Things don’t go well at all, for once they’ve arrived at their destination, the soldiers and what they call their Package are attacked by a creature that looks like a cross between Giger’s xenomorph and a spider. The creature drives the soldiers into a system of underground tunnels, crawlspaces, and holes. The thing seems practically indestructible, so the group is quickly whittled down until there are only the Package and the frighteningly determined Tank (Nicole Alonso) still left standing. Or rather left crawling through ever tighter spaces, all the while followed by a horrible thing that just won’t die and seems to be as determined to kill and eat Tank and the Package as Tank is to not let herself get eaten.

If you’re interested in film as a physical experience, or as a way to evoke very specific bodily feelings in an audience without them having to actually live through them, Oklahoma Ward’s Crawl or Die just might make you as happy as it made me. Well, “happy” might not be the most appropriate expression here, for the feelings Ward’s film evokes so well are claustrophobia, physical and mental exhaustion, desperation, and insane determination, all generally not parts of happiness. Consequently, I should probably say the film might just make you feel pretty horrible in all the right ways, particularly if you’re even the least bit claustrophobic. As someone with a propensity for it, Crawl or Die hit me pretty hard, particularly because Ward is so very good at making the enclosed spaces the film takes place in palpable as physical spaces (or lacks of physical space?), still escalating the enclosure of his characters even at a point when that seems hardly possible anymore.

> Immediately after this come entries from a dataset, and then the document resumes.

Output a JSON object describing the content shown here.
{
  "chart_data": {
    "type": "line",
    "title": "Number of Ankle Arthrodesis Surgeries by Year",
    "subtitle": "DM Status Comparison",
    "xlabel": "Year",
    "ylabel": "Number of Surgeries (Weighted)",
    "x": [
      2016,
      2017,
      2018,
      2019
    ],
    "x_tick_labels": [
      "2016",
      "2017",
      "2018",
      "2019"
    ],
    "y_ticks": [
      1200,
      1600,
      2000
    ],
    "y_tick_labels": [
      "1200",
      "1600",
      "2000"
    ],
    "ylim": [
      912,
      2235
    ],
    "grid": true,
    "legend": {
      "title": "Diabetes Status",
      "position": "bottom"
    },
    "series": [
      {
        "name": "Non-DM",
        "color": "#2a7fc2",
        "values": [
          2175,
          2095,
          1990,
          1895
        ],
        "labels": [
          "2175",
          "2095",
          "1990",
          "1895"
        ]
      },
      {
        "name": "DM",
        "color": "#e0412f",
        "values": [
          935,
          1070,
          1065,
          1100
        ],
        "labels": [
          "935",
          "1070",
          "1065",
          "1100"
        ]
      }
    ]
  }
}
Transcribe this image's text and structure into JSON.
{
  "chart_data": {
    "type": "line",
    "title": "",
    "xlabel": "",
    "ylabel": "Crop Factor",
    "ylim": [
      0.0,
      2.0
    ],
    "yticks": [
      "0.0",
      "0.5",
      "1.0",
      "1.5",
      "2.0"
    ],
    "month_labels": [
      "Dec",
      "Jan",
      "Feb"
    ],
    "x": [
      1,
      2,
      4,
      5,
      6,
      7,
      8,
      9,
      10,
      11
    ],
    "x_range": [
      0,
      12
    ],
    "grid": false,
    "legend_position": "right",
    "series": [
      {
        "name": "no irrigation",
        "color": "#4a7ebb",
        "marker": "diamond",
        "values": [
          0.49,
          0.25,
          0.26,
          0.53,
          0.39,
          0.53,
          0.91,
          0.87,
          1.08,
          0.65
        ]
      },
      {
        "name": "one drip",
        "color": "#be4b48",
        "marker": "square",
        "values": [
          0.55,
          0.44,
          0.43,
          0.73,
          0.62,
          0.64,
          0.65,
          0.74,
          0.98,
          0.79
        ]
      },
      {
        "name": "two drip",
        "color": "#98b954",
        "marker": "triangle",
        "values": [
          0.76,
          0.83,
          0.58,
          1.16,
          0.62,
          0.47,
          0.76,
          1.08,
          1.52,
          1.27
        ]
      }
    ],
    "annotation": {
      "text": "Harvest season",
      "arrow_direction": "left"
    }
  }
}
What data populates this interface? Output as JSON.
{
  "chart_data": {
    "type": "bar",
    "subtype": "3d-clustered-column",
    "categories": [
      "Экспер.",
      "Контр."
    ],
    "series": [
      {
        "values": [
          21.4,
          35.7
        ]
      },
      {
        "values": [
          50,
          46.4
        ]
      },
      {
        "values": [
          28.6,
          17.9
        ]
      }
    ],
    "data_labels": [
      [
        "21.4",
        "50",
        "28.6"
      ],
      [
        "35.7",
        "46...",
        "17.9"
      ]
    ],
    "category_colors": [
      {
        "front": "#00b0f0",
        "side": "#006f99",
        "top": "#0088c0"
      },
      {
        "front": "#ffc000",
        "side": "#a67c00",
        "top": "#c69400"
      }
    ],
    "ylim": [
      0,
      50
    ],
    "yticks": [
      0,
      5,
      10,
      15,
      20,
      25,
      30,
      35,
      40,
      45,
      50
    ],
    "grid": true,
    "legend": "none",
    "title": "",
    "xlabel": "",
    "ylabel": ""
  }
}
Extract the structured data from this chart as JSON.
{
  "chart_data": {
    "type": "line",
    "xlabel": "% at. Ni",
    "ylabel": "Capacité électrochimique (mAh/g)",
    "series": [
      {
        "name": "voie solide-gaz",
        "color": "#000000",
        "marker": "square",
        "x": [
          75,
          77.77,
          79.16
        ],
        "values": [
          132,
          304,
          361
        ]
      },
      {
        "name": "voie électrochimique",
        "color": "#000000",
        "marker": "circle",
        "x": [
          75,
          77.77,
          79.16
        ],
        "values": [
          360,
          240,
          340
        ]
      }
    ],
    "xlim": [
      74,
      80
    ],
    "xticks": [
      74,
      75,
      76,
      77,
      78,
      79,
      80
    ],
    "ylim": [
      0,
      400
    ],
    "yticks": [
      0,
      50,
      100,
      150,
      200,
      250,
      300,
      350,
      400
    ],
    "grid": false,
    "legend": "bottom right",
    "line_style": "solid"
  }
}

What I find particularly admirable here is Crawl or Die’s absolute focus on what it’s trying to – and managing to - achieve, with everything else – plot, characterization, etc – pared down to achieve the physical effect and an exhausting forward momentum. What there is of characterization the actors provide through looks and body language, with Alonso focus and high point of the film through a performance that sells the film’s physicality even further, adding a battered humanity to the film I even found unexpectedly touching.


Nicole Alonso said...

Thank you so much for your review of CRAWL OR DIE! You really "got" the film and what we were trying to accomplish - can't thank you enough for helping to spread the word about us. :)

Nicole Alonso

houseinrlyeh aka Denis said...

Thank you for the kind words! I'm always glad to write about films that accomplish what they set out to do so well.

So, thanks for being involved in it!